Author: Karen Nelson-Field. First published by Mediatel News on 14 December 2021.
Mediatel News and Amplified Intelligence promised a revolution and we hope we have delivered.
In the last six months we have articulated the media currency problem, discussed the need for an evolution on invention, talked about the three principal attention applications landing for advertisers and agencies, defined guiding rules around quality attention data, called out to ethical leaders to disrupt responsibly and celebrated the emergence of critical mass in adoption of attention economics.
We certainly have covered a lot, all of which was designed to give you a big-picture view of this fast-evolving category.
But today, in my final paper for the year, I am in the weeds preparing to deliver you a gift – the gift of data.
While this is not normally my remit for this series, I felt compelled to release it so that you can start your 2022 attention conversations with simple but confronting evidence for change.
Views: expectation versus reality
I thought I would share a cut of our data that is nothing short of scary.
It is scary because you are about see the real difference between assumed human-engaged impressions and actual human-engaged impressions.
Put another way, the difference between viewable and viewed, expectations versus reality.
The data below includes a snapshot of 20,000 impressions across four countries including seven popular platforms (a combination of social and general web data).
For background, if you are not aware of what we do at Amplified, we collect attention data by collecting facial footage in real-time from cameras on Mobile, TV and PC.
Our attention data can tell us whether a person is looking directly at an ad (we call this active attention), looking at the mobile screen/second screening but not at the ad directly (passive attention) or not looking at all/not in the room (non-attention).
Here are the facts.
The first part is not new news, at an aggregate level 70% of all impressions are MRC compliant (i.e., 50% pixels and 2 seconds on video, and 50% and 1 second on display). Your expectations are that this 70% delivers human eyeballs to your advertising. Here is the scary part.
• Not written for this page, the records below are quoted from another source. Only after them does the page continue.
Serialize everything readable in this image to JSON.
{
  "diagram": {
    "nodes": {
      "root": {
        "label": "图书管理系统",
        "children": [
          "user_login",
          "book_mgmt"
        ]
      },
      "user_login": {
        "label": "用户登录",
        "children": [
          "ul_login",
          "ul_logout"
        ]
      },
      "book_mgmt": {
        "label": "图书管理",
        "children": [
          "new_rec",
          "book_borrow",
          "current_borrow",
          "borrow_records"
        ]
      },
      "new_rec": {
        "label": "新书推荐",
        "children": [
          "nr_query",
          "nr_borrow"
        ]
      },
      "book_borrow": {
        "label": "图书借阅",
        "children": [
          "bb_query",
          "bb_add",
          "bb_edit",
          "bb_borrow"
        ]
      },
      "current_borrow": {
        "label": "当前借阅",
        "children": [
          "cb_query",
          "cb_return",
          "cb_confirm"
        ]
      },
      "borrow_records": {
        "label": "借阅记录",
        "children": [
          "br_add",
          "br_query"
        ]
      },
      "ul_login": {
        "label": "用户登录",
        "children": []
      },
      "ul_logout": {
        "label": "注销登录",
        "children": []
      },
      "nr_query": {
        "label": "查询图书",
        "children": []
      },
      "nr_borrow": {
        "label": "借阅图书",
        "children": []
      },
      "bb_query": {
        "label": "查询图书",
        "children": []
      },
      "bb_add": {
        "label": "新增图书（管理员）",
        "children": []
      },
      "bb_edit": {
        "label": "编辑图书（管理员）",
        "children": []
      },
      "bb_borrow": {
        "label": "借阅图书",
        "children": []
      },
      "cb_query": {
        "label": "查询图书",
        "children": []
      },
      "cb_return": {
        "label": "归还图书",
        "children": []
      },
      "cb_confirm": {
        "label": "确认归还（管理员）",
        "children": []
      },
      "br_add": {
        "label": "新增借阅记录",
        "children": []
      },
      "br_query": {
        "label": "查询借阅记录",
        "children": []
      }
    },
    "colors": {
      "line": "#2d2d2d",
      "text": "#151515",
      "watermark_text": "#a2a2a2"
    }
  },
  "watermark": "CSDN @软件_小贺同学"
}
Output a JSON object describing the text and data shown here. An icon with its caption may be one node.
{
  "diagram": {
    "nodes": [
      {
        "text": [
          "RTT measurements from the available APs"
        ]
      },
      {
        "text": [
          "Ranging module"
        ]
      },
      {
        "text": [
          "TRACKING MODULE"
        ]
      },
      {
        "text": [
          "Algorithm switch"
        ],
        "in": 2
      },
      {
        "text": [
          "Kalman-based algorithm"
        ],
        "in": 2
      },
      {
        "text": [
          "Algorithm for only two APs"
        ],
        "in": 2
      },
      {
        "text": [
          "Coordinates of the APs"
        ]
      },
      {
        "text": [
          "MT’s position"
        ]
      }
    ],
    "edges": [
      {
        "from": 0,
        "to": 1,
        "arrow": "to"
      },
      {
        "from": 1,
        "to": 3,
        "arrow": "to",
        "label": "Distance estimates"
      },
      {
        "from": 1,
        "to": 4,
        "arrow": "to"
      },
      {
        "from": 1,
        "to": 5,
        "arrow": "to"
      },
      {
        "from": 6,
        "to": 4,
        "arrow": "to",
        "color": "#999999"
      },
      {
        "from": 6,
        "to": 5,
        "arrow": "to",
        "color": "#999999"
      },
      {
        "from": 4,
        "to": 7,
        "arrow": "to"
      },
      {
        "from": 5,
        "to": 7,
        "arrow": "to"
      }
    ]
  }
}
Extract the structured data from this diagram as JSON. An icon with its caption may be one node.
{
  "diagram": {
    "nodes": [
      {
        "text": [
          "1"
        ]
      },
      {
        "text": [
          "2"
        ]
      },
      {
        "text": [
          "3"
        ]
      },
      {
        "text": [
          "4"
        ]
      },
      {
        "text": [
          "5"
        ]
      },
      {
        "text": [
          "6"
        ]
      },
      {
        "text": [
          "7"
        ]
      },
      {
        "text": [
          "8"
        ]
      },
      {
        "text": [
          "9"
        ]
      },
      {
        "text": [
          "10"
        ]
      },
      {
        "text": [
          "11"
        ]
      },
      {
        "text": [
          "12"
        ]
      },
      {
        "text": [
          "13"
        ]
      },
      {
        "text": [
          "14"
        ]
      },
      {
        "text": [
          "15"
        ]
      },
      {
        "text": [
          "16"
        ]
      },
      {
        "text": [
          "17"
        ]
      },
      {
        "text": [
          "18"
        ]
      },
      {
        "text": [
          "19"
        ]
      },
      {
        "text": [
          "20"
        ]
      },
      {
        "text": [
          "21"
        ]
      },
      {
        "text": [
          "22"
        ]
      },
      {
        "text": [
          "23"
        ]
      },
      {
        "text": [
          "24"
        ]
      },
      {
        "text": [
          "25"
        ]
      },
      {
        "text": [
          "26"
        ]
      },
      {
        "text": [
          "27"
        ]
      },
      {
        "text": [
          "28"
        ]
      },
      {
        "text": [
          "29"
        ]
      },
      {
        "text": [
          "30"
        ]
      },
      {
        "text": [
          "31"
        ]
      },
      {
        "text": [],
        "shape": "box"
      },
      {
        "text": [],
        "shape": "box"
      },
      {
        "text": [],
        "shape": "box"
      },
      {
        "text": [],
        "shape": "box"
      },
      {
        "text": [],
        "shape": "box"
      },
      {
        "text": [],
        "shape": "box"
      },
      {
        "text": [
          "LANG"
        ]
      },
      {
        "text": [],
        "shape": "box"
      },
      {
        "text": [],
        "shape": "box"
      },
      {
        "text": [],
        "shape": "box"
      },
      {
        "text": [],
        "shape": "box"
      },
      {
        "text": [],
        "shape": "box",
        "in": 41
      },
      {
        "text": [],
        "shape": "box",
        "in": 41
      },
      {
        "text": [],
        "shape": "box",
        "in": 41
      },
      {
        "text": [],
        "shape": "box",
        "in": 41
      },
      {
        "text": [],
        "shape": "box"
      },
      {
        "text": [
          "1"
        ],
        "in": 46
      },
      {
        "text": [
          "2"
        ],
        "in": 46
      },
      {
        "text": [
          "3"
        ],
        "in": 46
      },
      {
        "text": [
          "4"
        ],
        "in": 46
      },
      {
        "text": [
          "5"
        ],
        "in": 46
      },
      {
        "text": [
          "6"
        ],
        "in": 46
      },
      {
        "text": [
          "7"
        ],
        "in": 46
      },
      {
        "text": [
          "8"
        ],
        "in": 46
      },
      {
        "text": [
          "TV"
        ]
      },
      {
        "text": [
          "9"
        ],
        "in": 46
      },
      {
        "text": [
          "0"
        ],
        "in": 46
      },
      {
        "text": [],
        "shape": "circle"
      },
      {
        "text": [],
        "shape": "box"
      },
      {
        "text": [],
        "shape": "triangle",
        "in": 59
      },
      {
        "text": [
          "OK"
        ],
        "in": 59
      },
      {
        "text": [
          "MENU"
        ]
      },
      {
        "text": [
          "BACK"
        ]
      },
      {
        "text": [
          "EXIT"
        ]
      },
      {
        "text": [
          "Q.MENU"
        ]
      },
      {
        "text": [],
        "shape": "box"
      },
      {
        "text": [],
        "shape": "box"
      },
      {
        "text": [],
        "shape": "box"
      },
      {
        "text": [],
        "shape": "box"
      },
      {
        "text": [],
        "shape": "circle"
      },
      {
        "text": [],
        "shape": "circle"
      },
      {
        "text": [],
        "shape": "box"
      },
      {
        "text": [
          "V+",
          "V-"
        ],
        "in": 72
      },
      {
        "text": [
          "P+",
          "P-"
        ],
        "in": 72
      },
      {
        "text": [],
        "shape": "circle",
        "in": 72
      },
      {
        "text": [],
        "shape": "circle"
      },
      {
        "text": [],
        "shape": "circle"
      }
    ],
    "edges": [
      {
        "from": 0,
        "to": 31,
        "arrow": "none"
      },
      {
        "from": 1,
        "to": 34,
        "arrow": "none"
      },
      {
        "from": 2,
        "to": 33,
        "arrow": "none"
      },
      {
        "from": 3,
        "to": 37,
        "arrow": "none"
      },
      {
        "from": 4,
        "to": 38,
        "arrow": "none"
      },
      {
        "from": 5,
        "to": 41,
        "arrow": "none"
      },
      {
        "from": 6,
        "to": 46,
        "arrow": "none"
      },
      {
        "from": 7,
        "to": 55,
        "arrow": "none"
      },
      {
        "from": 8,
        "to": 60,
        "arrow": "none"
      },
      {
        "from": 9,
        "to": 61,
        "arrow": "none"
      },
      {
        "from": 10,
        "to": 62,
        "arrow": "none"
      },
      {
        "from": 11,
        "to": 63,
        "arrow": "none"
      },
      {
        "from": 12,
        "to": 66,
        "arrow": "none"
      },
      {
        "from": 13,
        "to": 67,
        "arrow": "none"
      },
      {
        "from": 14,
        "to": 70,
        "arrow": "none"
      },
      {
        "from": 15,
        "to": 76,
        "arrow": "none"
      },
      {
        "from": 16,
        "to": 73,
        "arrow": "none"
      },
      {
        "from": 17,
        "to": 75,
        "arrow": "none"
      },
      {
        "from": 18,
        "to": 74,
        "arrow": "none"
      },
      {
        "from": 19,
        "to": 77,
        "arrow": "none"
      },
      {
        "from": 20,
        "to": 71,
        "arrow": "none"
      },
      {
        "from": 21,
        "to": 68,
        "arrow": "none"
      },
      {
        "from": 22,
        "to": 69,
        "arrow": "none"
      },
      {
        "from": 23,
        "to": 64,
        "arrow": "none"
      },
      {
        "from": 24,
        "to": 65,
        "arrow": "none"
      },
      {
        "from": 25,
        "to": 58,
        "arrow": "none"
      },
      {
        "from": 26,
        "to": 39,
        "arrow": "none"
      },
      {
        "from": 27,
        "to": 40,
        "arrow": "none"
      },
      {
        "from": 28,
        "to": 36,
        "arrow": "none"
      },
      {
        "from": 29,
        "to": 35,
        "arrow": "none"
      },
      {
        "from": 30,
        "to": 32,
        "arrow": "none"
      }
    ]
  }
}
Of all impressions you are served:
- 44% are MRC compliant but get insignificant active attention (avg. half second).
- 9% are MRC compliant but get zero attention.
- 17% are both MRC compliant and get active attention for at least 2 seconds.
Thinking about it a different way, of the impressions you have technically paid for (when you buy against MRC standards):
- 63% get insignificant active attention (avg. half second).
- 13% get zero attention.
- 24% get active attention for at least 2 seconds.
This means that around 75% of ads that you have paid for, against the currency you trust, don’t deliver the value you believe them to have.
This expansive gap between viewable and viewed is why our currency, and any models or systems predicated on this data, fail advertisers.
And if you split this down to the platform and format level, things get even more interesting because this gap (or the ratio between viewable and viewed) differs significantly by platform and format.
This tells us:
- Attention and viewability are not the same, if they were the metrics would move together, they don’t.
- Attention and viewability are not the same, if they were the ratio between viewable and viewed would be systematic across platforms and formats, it isn’t.
- Viewability is not a universal metric, because the underlying attentive return differs so drastically by platform and format. It also tells us that you cannot force attention, while ‘viewable’ can be actively avoided.
This means:
- Viewability analytics can’t tell you how much attention has been paid, they can tell you whether an ad has been served.
- Attention models can’t tell you how much attention has been paid if they have little to no human attention data powering them.
Amplified’s newest data scientist comes from a medical AI background. She is learning about media and audience measurement and came to me to check her work concerned for error.
Her words, not mine: “if DHL failed to deliver to a human, you would get your money back. How can this be right?”
Maybe in 2022 we should demand a refund policy on service failures – just saying…
Season’s greetings and take care everyone. I hope to see you all in person in 2022.